Foram quarenta minutos de terror, ameaças e agressões, a ela e seus dois filhos. Os bandidos, enfim, foram embora, levando o que encontraram e deixando um rastro de dor, medo, raiva, impotência e angústia.
A casa, a vida, a alma, de pernas para o ar...
É muito difícil avaliar a dor do outro, sua extensão, até onde alcançam suas raízes. Sei, por experiência própria, que a dor é uma ferida que, quando aberta, faz sangrar outras feridas antigas, que pareciam adormecidas, esquecidas, superadas, mas que voltam à tona, empurradas pela força brutal do desamparo, da quase solidão.
Junto com a dor, emergem em muitos de nós uma ira primitiva, um profundo, denso e intenso desejo de vingança.
E é em cima desse sentimento que os ‘datenas’ da vida fazem a festa, garantindo ibope, transformando nosso medo e nossa ira em grana para si e para as empresas que nos vendem arame farpado para as mãos, cercas eletrificadas para os olhos, guaritas, muros e alarmes para o coração.
Luto contra esse sentimento, sabendo que a diferença entre eu e o ser primitivo que habita em mim, é a distância entre o sentir e o consentir.
Não consigo evitar sentimentos.
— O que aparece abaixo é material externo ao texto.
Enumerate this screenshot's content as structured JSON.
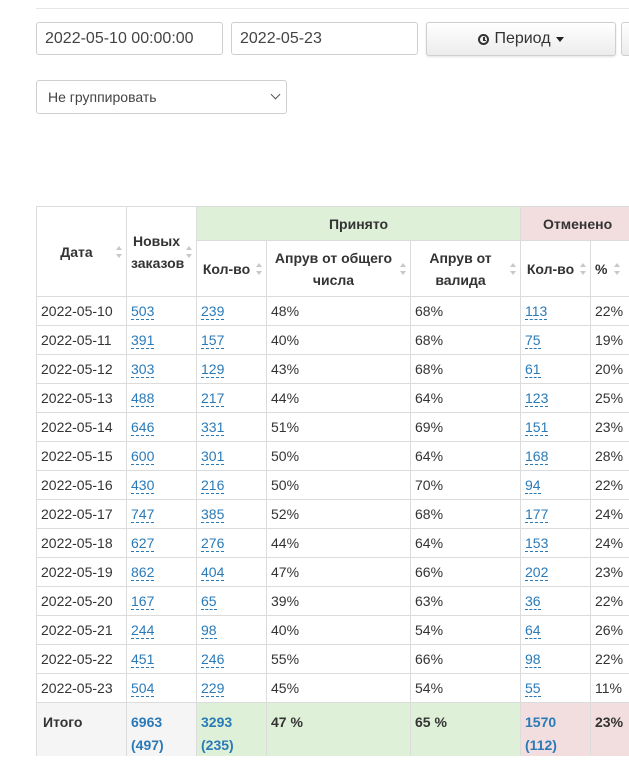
{
  "filters": {
    "date_from": "2022-05-10 00:00:00",
    "date_to": "2022-05-23",
    "period_label": "Период",
    "group_by": "Не группировать"
  },
  "table": {
    "headers": {
      "date": "Дата",
      "new_orders": "Новых заказов",
      "accepted": "Принято",
      "cancelled": "Отменено",
      "acc_count": "Кол-во",
      "acc_approve_total": "Апрув от общего числа",
      "acc_approve_valid": "Апрув от валида",
      "can_count": "Кол-во",
      "can_percent": "%"
    },
    "rows": [
      [
        "2022-05-10",
        "503",
        "239",
        "48%",
        "68%",
        "113",
        "22%"
      ],
      [
        "2022-05-11",
        "391",
        "157",
        "40%",
        "68%",
        "75",
        "19%"
      ],
      [
        "2022-05-12",
        "303",
        "129",
        "43%",
        "68%",
        "61",
        "20%"
      ],
      [
        "2022-05-13",
        "488",
        "217",
        "44%",
        "64%",
        "123",
        "25%"
      ],
      [
        "2022-05-14",
        "646",
        "331",
        "51%",
        "69%",
        "151",
        "23%"
      ],
      [
        "2022-05-15",
        "600",
        "301",
        "50%",
        "64%",
        "168",
        "28%"
      ],
      [
        "2022-05-16",
        "430",
        "216",
        "50%",
        "70%",
        "94",
        "22%"
      ],
      [
        "2022-05-17",
        "747",
        "385",
        "52%",
        "68%",
        "177",
        "24%"
      ],
      [
        "2022-05-18",
        "627",
        "276",
        "44%",
        "64%",
        "153",
        "24%"
      ],
      [
        "2022-05-19",
        "862",
        "404",
        "47%",
        "66%",
        "202",
        "23%"
      ],
      [
        "2022-05-20",
        "167",
        "65",
        "39%",
        "63%",
        "36",
        "22%"
      ],
      [
        "2022-05-21",
        "244",
        "98",
        "40%",
        "54%",
        "64",
        "26%"
      ],
      [
        "2022-05-22",
        "451",
        "246",
        "55%",
        "66%",
        "98",
        "22%"
      ],
      [
        "2022-05-23",
        "504",
        "229",
        "45%",
        "54%",
        "55",
        "11%"
      ]
    ],
    "total": {
      "label": "Итого",
      "new_orders": "6963",
      "new_orders_avg": "(497)",
      "acc_count": "3293",
      "acc_count_avg": "(235)",
      "acc_approve_total": "47 %",
      "acc_approve_valid": "65 %",
      "can_count": "1570",
      "can_count_avg": "(112)",
      "can_percent": "23%"
    }
  },
  "colors": {
    "link": "#2a7ab8",
    "accepted_bg": "#dff0d8",
    "cancelled_bg": "#f2dede"
  }
}
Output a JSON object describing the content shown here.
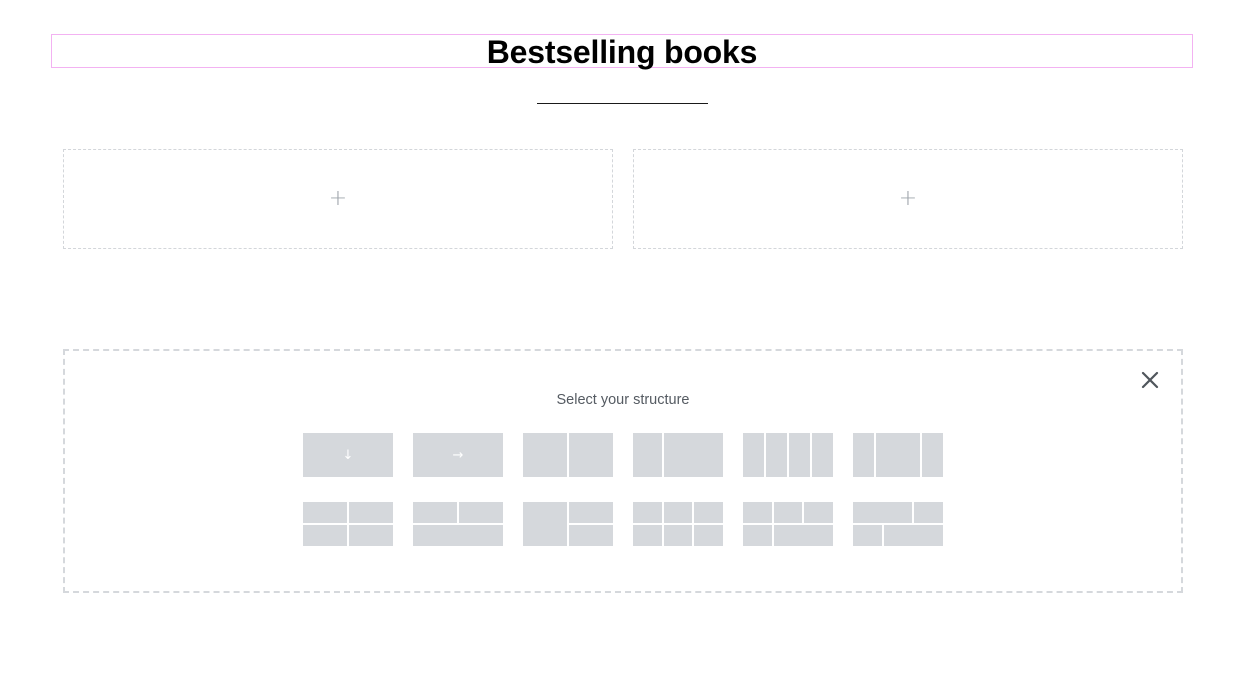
{
  "section": {
    "heading": "Bestselling books"
  },
  "columns": {
    "left_add_icon": "plus-icon",
    "right_add_icon": "plus-icon"
  },
  "structure_selector": {
    "title": "Select your structure",
    "close_icon": "close-icon",
    "presets": [
      {
        "name": "container-column",
        "icon": "arrow-down-icon"
      },
      {
        "name": "container-row",
        "icon": "arrow-right-icon"
      },
      {
        "name": "two-columns-equal"
      },
      {
        "name": "two-columns-wide-right"
      },
      {
        "name": "four-columns"
      },
      {
        "name": "three-columns-wide-center"
      },
      {
        "name": "grid-2x2"
      },
      {
        "name": "two-top-one-bottom"
      },
      {
        "name": "one-left-two-right"
      },
      {
        "name": "grid-3x2"
      },
      {
        "name": "three-top-two-bottom"
      },
      {
        "name": "two-top-two-bottom-offset"
      }
    ]
  },
  "colors": {
    "heading_outline": "#f3b2f2",
    "preset_fill": "#d5d8dc",
    "dashed_border": "#d3d6da",
    "icon_gray": "#9ea4ab"
  }
}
Ninguém consegue. Eles vêm, empurrados pelos instintos que nos habitam desde nosso ancestral das cavernas. Mas os milhões de anos de evolução, todo o processo civilizatório que nos precedeu nos dá a possibilidade de, diante do sentir, exercitar ou não o consentir. E esse exercício é diário.
Nas grandes metrópoles, é difícil atravessar as horas estressadas e as ruas congestionadas de um dia sem sentir raiva. Afinal, nelas encontramos os idiotas do trânsito, os mal-humorados do trabalho, os grosseiros e agressivos do dia-a-dia.
Próximo à minha casa passa, toda noite, um sujeito que transformou seu Fiat Strada num trio elétrico. Eu e meus vizinhos, num raio de dez quarteirões, somos obrigados a ouvir o som de bate-estaca ecoando pelas ruas, no embalo do funk da hora. Minha vontade é de... não posso dizer aqui...
Pra relaxar, a TV. Na tela o noticiário político... o nó da indignação aperta meu pescoço enquanto apalpo, no bolso, minha arma carregada... o título de leitor....
Respiro fundo, busco a serenidade possível, e corro para o mais profundo de mim mesmo, ao encontro do ser humano civilizado, de afetos ordenados, que tento ser no dia a dia.
Sei que não é fácil, mas já aprendi a duras penas que ceder aos instintos também não ajuda em nada. Mas o medo é desafiador...
Minha amiga assaltada, por exemplo: uma pessoa de convívio agradável no trabalho, dedicada, organizada e, de repente, num susto, a gente se vê, perplexo, diante de um ser humano completamente desequilibrado, sem chão, sem consolo possível. Minha reação é querer ajudar, sem saber bem como, achar palavras ou gestos que acalmem a dor, mas o que dizer, o que fazer, que conselhos dar...?
A gente é tão impotente...
O jeito, então, é recorrer, nesses momentos, àquelas poucas e preciosas certezas que insistem em brilhar, em meio à escuridão dos dias. Podem ser chavões, frases e palavras feitas, clichês que quase resvalam para o pieguismo, mas, aprendi com a vida, as palavras ganham vida quando colocamos nelas nossa vida, nossos mais profundos sentimentos.
E o que disse à minha amiga, divido e compartilho com vocês...
Aprendi com a Espiritualidade: em momentos de raiva, dor, sofrimento intenso, desolação, não tomar atitudes radicais. O mesmo vale para a euforia. Ou seja, quando a vida está nos extremos é preciso buscar a serenidade possível nos gestos, nas palavras, nas decisões.
Lembrar-se que, como diz o poema, só anoitece até meia-noite. Daí em diante é madrugada, expectativa do dia que, com certeza, vai chegar. Em meio à ainda penumbra, não tomar atitudes radicais.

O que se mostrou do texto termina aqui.